Frustration as latest talks on global plastic treaty close
November 20, 2023 10:36 AM
The latest negotiations toward a global plastic treaty concluded late Sunday with disagreement about how the pact should work and frustration from environment groups over delays and lack of progress.
Negotiators spent a week at the UN Environment Programme (UNEP) headquarters in Nairobi haggling over a draft treaty to tackle the growing problem of plastic pollution found everywhere from ocean depths to mountaintops to human blood.
It is the third time negotiators have met since 175 nations pledged early last year to fast-track talks in the hope of finalising a treaty by 2024.
The meeting in Nairobi was supposed to advance the process by fine-tuning the draft treaty and starting discussions about what concrete measures should target pollution from plastic, which is made from fossil fuels.
But the treaty specifics were never really addressed, with a small number of oil-producing nations -– particularly Iran, Saudi Arabia and Russia –- accused of employing stalling tactics seen at previous negotiation rounds to hinder progress.
"Unsurprisingly, certain countries are blocking progress on every term, playing obstruction and procedural manoeuvres," Carroll Muffett from the Center for International Environmental Law told AFP.
- Lacking leadership -
In closed-door meetings, so many new proposals were put forward that the text -- instead of being revised and streamlined -- ballooned in size over the course of the week, according to observers following the talks.
Graham Forbes from Greenpeace said the meeting had "failed" its objectives and urged governments to take a harder line in future negotiations on nations not acting in good faith.
"A successful treaty is still within reach but it will require a level of leadership and courage from big, more ambitious countries that we simply have not seen yet," he told AFP.
There was anger directed at UNEP, with the civil society alliance group GAIA accusing the hosts of overseeing "an undisciplined and meandering" meeting that allowed a minority to hold proceedings "hostage".
UNEP said "substantial" progress had been made by nearly 2,000 delegates in attendance.
The International Council of Chemical Associations, the main industry group for global petrochemical and plastic companies, said the process had improved an "underwhelming" draft and jostling between governments was critical for treaty building.
"We (now) have a document -- a draft text -- that is much more inclusive of the range of ideas," spokesman Stewart Harris told AFP.
The plastics meeting comes just before crucial climate talks in the oil-rich United Arab Emirates later this month that are set to be dominated by debate over the future of fossil fuels.
Global demand for plastic has seen production double in 20 years and at current rates, it could triple by 2060 without action, according to the OECD.
Ninety percent of plastic is not recycled, with most dumped in nature or improperly burned.

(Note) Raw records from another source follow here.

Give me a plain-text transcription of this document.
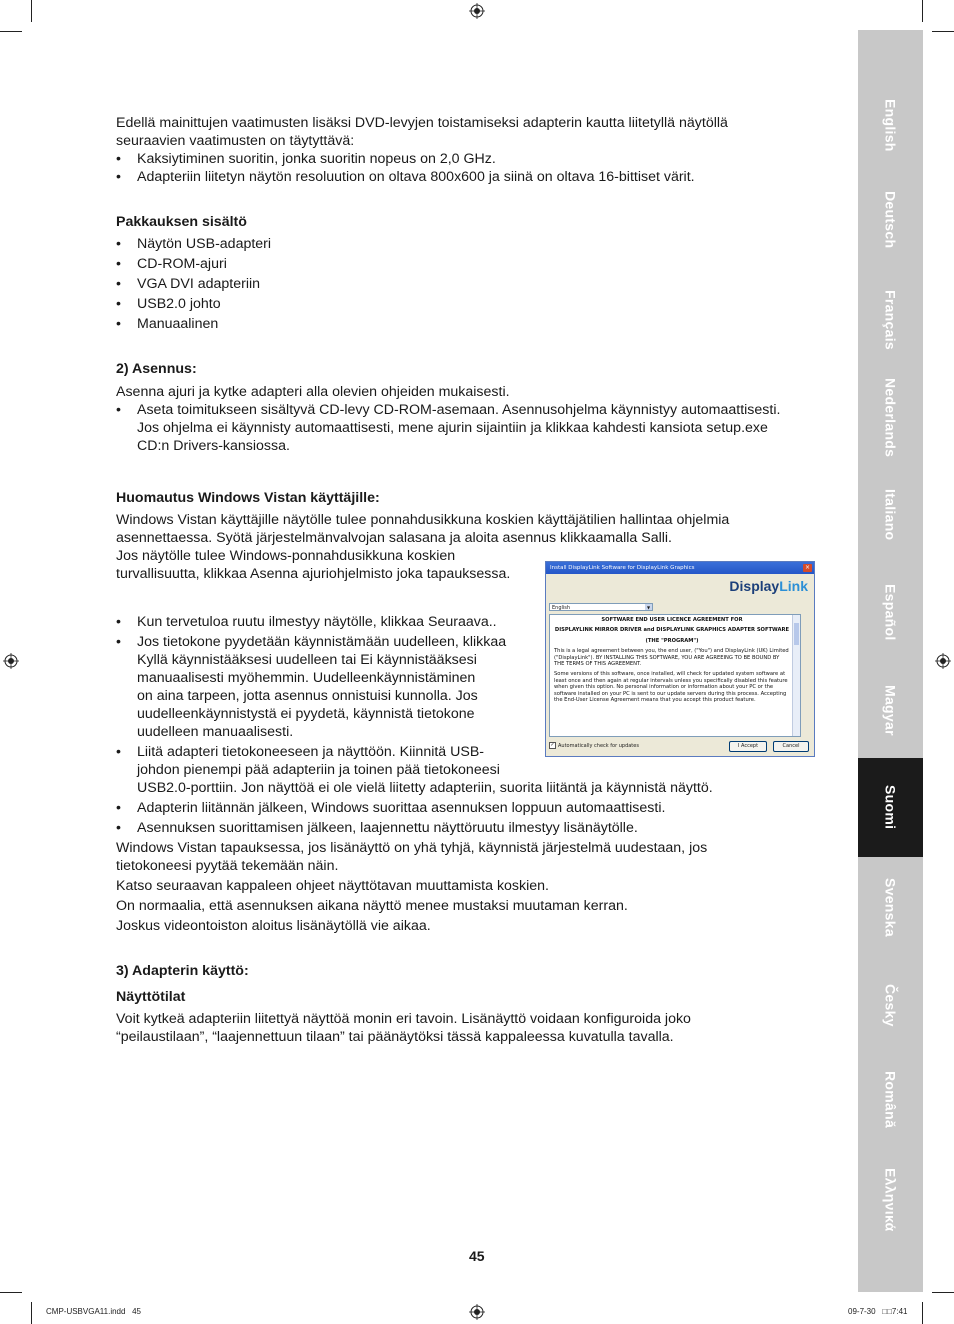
Edellä mainittujen vaatimusten lisäksi DVD-levyjen toistamiseksi adapterin kautta liitetyllä näytöllä seuraavien vaatimusten on täytyttävä:

• Kaksiytiminen suoritin, jonka suoritin nopeus on 2,0 GHz.
• Adapteriin liitetyn näytön resoluution on oltava 800x600 ja siinä on oltava 16-bittiset värit.
Pakkauksen sisältö
• Näytön USB-adapteri
• CD-ROM-ajuri
• VGA DVI adapteriin
• USB2.0 johto
• Manuaalinen
2) Asennus:
Asenna ajuri ja kytke adapteri alla olevien ohjeiden mukaisesti.
• Aseta toimitukseen sisältyvä CD-levy CD-ROM-asemaan. Asennusohjelma käynnistyy automaattisesti.
Jos ohjelma ei käynnisty automaattisesti, mene ajurin sijaintiin ja klikkaa kahdesti kansiota setup.exe
CD:n Drivers-kansiossa.
Huomautus Windows Vistan käyttäjille:
Windows Vistan käyttäjille näytölle tulee ponnahdusikkuna koskien käyttäjätilien hallintaa ohjelmia
asennettaessa. Syötä järjestelmänvalvojan salasana ja aloita asennus klikkaamalla Salli.
Jos näytölle tulee Windows-ponnahdusikkuna koskien
turvallisuutta, klikkaa Asenna ajuriohjelmisto joka tapauksessa.
• Kun tervetuloa ruutu ilmestyy näytölle, klikkaa Seuraava..
• Jos tietokone pyydetään käynnistämään uudelleen, klikkaa
Kyllä käynnistääksesi uudelleen tai Ei käynnistääksesi
manuaalisesti myöhemmin. Uudelleenkäynnistäminen
on aina tarpeen, jotta asennus onnistuisi kunnolla. Jos
uudelleenkäynnistystä ei pyydetä, käynnistä tietokone
uudelleen manuaalisesti.
• Liitä adapteri tietokoneeseen ja näyttöön. Kiinnitä USB-
johdon pienempi pää adapteriin ja toinen pää tietokoneesi
USB2.0-porttiin. Jon näyttöä ei ole vielä liitetty adapteriin, suorita liitäntä ja käynnistä näyttö.
• Adapterin liitännän jälkeen, Windows suorittaa asennuksen loppuun automaattisesti.
• Asennuksen suorittamisen jälkeen, laajennettu näyttöruutu ilmestyy lisänäytölle.
Windows Vistan tapauksessa, jos lisänäyttö on yhä tyhjä, käynnistä järjestelmä uudestaan, jos
tietokoneesi pyytää tekemään näin.
Katso seuraavan kappaleen ohjeet näyttötavan muuttamista koskien.
On normaalia, että asennuksen aikana näyttö menee mustaksi muutaman kerran.
Joskus videontoiston aloitus lisänäytöllä vie aikaa.
3) Adapterin käyttö:
Näyttötilat
Voit kytkeä adapteriin liitettyä näyttöä monin eri tavoin. Lisänäyttö voidaan konfiguroida joko
“peilaustilaan”, “laajennettuun tilaan” tai päänäytöksi tässä kappaleessa kuvatulla tavalla.
Install DisplayLink Software for DisplayLink Graphics	×
DisplayLink
English	▼

SOFTWARE END USER LICENCE AGREEMENT FOR

DISPLAYLINK MIRROR DRIVER and DISPLAYLINK GRAPHICS ADAPTER SOFTWARE

(THE "PROGRAM")

This is a legal agreement between you, the end user, ("You") and DisplayLink (UK) Limited ("DisplayLink"). BY INSTALLING THIS SOFTWARE, YOU ARE AGREEING TO BE BOUND BY THE TERMS OF THIS AGREEMENT.

Some versions of this software, once installed, will check for updated system software at least once and then again at regular intervals unless you specifically disabled this feature when given this option. No personal information or information about your PC or the software installed on your PC is sent to our update servers during this process. Accepting the End-User License Agreement means that you accept this product feature.

✓ Automatically check for updates	I Accept	Cancel
English
Deutsch
Français
Nederlands
Italiano
Español
Magyar
Suomi
Svenska
Česky
Română
Ελληνικά
45
CMP-USBVGA11.indd   45	09-7-30   □□7:41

Environment groups have long argued that without curbs on the manufacturing of new plastic any treaty would be weak.
- Behind schedule -
Around 60 "high ambition" nations have called for a treaty that eliminates some plastic products through bans and phase outs, and enshrines rules to reduce plastic production and consumption.

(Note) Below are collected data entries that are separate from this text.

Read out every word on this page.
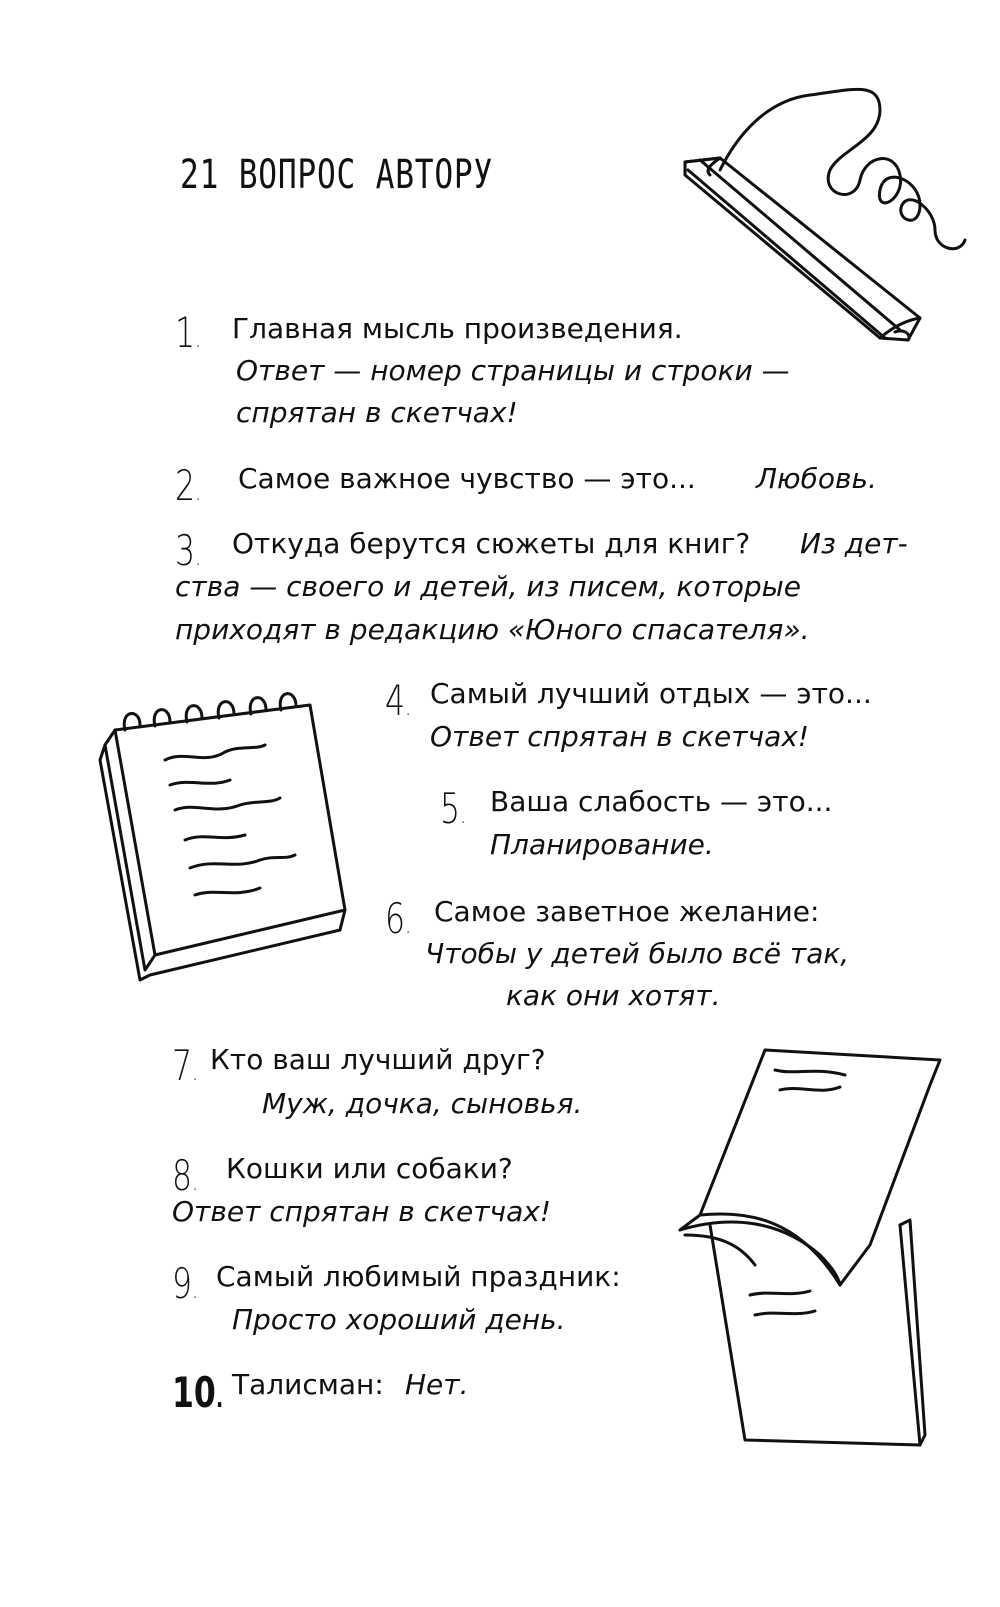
21 ВОПРОС АВТОРУ
1 .	Главная мысль произведения.
Ответ — номер страницы и строки —
спрятан в скетчах!
2 .	Самое важное чувство — это... Любовь.
3 .	Откуда берутся сюжеты для книг? Из дет-
ства — своего и детей, из писем, которые
приходят в редакцию «Юного спасателя».
4 . Самый лучший отдых — это...
Ответ спрятан в скетчах!
5 .	Ваша слабость — это...
Планирование.
6 .	Самое заветное желание:
Чтобы у детей было всё так,
как они хотят.
7 . Кто ваш лучший друг?
Муж, дочка, сыновья.
8 .	Кошки или собаки?
Ответ спрятан в скетчах!
9 . Самый любимый праздник:
Просто хороший день.
10 . Талисман: Нет.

But in Nairobi, some nations expressed reluctance to support cuts on plastic production, a concern recognised by the incoming chair of the negotiation committee.
"We are not here to end all plastic, we are here to end plastic pollution," Ecuador's Luis Vayas Valdivieso told delegates after his election on Sunday.

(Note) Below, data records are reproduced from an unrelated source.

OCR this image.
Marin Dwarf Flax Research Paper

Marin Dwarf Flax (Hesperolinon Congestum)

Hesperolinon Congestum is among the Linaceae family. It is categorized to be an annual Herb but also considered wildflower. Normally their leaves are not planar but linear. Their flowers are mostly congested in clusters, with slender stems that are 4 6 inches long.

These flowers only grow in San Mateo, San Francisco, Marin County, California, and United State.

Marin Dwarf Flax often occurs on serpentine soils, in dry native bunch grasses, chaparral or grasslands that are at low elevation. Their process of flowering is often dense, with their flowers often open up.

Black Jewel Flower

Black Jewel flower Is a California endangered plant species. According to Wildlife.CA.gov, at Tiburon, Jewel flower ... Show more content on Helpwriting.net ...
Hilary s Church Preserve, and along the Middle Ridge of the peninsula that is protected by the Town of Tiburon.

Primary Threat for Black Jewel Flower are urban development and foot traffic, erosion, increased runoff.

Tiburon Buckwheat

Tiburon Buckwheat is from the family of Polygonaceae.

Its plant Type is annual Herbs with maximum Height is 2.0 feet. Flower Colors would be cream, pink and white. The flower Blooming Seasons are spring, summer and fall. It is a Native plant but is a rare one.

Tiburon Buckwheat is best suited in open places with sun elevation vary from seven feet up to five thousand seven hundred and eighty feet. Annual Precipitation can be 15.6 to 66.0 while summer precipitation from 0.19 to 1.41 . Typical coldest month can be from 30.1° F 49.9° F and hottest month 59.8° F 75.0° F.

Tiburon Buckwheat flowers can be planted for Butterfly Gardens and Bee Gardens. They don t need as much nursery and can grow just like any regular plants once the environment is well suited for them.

Divisions also sharpened over whether treaty terms should be legally binding or voluntary.
Eirik Lindebjerg from the World Wide Fund for Nature said despite frustrations the process had not been derailed, and a majority of countries still supported a strong treaty.
"I wouldn't call the meeting a failure. We are behind schedule, but we are not off track," he told AFP.
There are two final rounds of negotiations in 2024: the first in Canada in April, and a second in South Korea in November, with the goal of adopting a treaty by mid-2025.